文章沒有選擇\(\bar w - w^*\)而是選擇了\(\bar v - w^*\),因為\(\bar v\)是對應所有client的,在部分參與的場景下,\(\bar w\)是偏差的。
\[\begin{align*} E\Vert \bar v_{t-1} - w^*\Vert^2 &= E\Vert \bar w_t - \eta_t g_t -w^*-\eta_t \bar g_t + \eta_t \bar g_t\Vert^2\\ &= E\left(\Vert \bar w_t -\eta _t \bar g_t -w^*\Vert ^2 + 2\eta_t <\bar w_t-\eta_t\bar g_t -w^*, -g_t+\bar g_t> + \eta_t^2 \Vert\bar g_t-g_t\Vert^2\right) \end{align*}\label{eq:1} \tag{1} \]
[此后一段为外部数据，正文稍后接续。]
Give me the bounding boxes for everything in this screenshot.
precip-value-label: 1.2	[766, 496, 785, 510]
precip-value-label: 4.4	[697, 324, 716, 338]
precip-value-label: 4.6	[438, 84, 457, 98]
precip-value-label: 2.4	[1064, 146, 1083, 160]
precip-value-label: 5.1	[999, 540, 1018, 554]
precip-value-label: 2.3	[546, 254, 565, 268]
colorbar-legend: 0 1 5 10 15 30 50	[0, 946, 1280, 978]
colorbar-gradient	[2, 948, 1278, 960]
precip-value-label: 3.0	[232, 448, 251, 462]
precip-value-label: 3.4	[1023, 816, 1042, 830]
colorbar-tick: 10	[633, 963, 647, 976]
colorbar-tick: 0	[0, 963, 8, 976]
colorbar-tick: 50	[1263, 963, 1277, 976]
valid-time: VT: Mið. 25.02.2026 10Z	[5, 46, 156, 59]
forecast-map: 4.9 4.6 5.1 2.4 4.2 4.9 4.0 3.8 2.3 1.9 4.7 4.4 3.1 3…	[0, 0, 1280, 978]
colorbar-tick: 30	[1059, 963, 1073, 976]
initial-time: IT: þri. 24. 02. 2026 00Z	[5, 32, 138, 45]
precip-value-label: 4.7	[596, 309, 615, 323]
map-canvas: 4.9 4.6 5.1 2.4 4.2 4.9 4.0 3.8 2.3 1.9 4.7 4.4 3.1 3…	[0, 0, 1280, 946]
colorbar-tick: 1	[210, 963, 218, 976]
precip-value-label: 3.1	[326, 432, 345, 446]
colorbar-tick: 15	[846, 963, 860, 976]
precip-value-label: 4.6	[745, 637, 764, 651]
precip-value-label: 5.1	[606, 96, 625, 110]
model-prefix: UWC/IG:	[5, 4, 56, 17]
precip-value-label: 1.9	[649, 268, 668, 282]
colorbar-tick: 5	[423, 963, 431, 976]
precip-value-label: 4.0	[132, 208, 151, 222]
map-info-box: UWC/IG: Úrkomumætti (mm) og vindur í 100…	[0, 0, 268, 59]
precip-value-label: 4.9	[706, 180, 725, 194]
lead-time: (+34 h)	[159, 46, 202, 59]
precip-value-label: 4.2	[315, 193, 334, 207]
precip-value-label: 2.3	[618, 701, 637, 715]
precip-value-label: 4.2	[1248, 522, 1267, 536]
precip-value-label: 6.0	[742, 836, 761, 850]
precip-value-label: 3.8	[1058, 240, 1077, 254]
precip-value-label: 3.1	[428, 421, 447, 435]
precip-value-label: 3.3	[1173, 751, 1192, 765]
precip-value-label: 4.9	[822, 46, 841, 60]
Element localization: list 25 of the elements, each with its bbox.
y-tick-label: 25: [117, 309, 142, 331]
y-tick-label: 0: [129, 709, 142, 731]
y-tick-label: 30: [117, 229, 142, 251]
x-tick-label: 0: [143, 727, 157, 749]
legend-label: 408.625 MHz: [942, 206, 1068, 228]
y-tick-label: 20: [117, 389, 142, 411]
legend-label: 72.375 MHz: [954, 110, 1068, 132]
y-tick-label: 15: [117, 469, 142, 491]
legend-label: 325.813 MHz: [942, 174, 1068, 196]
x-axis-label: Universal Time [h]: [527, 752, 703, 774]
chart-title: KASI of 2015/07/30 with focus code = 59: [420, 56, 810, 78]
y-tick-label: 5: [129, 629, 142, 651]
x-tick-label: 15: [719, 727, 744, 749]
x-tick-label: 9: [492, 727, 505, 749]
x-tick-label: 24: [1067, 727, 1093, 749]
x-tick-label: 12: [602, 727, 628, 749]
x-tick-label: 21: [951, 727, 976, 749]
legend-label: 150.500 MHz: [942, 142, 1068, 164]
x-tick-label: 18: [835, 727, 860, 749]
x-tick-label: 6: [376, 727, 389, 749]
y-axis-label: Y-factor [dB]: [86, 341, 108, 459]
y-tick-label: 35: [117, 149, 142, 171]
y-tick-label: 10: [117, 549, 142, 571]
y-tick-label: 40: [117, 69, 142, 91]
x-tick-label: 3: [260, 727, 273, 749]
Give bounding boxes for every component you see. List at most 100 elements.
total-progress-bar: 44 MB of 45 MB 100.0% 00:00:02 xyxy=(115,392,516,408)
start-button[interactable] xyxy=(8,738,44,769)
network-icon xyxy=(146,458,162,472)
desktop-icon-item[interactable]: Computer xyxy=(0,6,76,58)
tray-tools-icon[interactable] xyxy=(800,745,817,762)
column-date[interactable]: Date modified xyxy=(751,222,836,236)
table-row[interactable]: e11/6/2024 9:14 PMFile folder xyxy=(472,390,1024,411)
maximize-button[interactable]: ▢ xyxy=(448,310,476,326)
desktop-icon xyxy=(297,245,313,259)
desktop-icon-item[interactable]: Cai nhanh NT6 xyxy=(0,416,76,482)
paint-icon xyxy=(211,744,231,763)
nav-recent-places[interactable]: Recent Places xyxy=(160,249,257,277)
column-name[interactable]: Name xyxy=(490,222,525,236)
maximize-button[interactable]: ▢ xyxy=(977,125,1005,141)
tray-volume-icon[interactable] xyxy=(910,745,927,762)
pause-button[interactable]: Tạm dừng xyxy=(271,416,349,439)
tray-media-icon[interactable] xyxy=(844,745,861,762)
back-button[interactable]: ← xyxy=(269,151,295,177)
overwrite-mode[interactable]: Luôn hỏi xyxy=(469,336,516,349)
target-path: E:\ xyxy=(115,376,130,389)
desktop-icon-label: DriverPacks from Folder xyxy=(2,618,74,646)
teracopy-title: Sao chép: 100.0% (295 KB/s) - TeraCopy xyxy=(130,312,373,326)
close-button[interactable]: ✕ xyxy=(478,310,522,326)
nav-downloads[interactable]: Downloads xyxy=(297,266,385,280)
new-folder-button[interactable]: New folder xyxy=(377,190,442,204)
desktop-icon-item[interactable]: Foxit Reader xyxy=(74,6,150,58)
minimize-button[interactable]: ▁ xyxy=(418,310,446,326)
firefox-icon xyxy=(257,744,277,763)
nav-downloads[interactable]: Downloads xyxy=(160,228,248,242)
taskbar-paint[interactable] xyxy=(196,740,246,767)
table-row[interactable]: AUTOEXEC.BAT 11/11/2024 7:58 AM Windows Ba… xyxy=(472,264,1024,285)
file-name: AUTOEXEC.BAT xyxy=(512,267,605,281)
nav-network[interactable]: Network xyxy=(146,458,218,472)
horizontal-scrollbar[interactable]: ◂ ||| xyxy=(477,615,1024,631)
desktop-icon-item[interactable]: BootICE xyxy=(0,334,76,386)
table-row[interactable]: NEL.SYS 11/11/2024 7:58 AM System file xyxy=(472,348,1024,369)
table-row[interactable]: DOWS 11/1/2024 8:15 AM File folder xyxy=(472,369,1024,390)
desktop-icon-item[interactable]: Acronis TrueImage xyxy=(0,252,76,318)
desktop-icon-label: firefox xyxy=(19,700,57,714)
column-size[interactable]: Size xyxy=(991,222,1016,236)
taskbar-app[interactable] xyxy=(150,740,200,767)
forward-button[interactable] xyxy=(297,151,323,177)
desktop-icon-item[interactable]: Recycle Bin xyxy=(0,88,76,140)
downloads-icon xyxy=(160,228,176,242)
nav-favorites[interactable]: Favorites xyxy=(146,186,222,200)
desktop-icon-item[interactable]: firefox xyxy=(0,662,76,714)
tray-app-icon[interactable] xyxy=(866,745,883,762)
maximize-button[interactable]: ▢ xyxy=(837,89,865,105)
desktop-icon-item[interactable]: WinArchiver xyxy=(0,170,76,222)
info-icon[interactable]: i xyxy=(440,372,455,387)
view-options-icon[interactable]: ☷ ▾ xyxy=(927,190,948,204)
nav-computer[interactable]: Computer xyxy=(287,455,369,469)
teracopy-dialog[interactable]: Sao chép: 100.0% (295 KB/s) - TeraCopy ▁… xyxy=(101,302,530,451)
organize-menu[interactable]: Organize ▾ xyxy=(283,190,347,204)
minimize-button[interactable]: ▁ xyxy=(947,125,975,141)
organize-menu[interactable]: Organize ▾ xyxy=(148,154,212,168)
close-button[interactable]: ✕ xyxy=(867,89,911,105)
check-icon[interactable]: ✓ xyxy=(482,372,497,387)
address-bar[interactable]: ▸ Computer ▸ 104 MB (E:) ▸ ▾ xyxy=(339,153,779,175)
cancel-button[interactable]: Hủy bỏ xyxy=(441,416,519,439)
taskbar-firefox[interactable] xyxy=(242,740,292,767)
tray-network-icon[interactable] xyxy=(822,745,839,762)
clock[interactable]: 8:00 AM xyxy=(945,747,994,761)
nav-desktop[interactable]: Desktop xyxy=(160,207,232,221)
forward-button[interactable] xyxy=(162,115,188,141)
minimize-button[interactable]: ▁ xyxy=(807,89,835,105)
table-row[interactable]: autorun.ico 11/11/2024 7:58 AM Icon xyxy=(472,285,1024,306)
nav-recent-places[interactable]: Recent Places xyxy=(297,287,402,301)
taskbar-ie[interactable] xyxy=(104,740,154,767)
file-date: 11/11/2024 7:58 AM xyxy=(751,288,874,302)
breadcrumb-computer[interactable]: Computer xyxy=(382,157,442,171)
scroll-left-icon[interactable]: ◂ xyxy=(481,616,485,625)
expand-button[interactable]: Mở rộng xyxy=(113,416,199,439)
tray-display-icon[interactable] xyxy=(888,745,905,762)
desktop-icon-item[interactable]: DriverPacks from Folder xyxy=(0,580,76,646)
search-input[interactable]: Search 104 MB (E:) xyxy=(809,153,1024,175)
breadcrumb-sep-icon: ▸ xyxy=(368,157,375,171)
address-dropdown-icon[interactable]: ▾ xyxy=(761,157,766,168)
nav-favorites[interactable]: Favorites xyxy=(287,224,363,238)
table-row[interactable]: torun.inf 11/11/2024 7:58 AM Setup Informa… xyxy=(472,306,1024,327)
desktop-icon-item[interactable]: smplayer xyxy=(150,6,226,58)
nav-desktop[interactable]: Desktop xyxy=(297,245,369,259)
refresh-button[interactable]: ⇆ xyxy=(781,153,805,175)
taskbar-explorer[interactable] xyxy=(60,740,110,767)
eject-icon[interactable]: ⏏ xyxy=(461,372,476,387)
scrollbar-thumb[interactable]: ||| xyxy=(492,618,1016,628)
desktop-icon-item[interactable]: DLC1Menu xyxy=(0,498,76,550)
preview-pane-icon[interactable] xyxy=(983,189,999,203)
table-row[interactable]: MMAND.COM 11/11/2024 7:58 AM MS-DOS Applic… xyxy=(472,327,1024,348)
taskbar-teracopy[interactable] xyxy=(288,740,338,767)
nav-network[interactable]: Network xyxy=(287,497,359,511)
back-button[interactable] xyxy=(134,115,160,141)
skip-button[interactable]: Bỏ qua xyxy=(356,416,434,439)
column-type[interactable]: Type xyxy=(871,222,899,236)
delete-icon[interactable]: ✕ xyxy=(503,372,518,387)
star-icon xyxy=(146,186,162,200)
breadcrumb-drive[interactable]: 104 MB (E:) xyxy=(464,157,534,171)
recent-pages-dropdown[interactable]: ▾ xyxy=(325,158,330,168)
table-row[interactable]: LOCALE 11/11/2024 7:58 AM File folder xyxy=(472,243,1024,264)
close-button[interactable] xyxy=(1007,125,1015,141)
上面之所以拆分出\(-\eta_t \bar g_t + \eta_t \bar g_t\)的原意是想利用\(E(\eta_t g_t - \eta_t \bar g_t)=0\)來對\(\ref{eq:1}\)進行拆分。
對於\(E\left(\Vert \bar w_t -\eta _t \bar g_t -w^*\Vert ^2\right)\)繼續進行計算
\[\begin{align*} \Vert \bar w_t - \eta_t \bar g_t - w^*\Vert^2&= \Vert \bar w_t - w^*\Vert^2 - 2\eta_t<\bar w_t-w^*, \bar g_t> +\eta_t^2\Vert \bar g_t\Vert^2\\ \label{eq:2}\tag{2} \end{align*} \]
根據\(L-smooth\)[1]
\[\begin{align*} \Vert \nabla F_k(w_t^k)\Vert^2 \leq 2L(F_k(w_t^k - F_k^*)) \label{eq:3} \tag{3} \end{align*} \]
因為二范數為凸函數再結合\(~\ref{eq:3}\),得到
\[\begin{align*} \eta^2_t \Vert \bar g_t \Vert^2 &\leq \eta_t^2 \sum \, p_k\Vert \nabla F_k(w_t^k)\Vert^2\\ &\leq 2L\eta_t^2(F_k(w_t^k - F_k^*)) \end{align*} \]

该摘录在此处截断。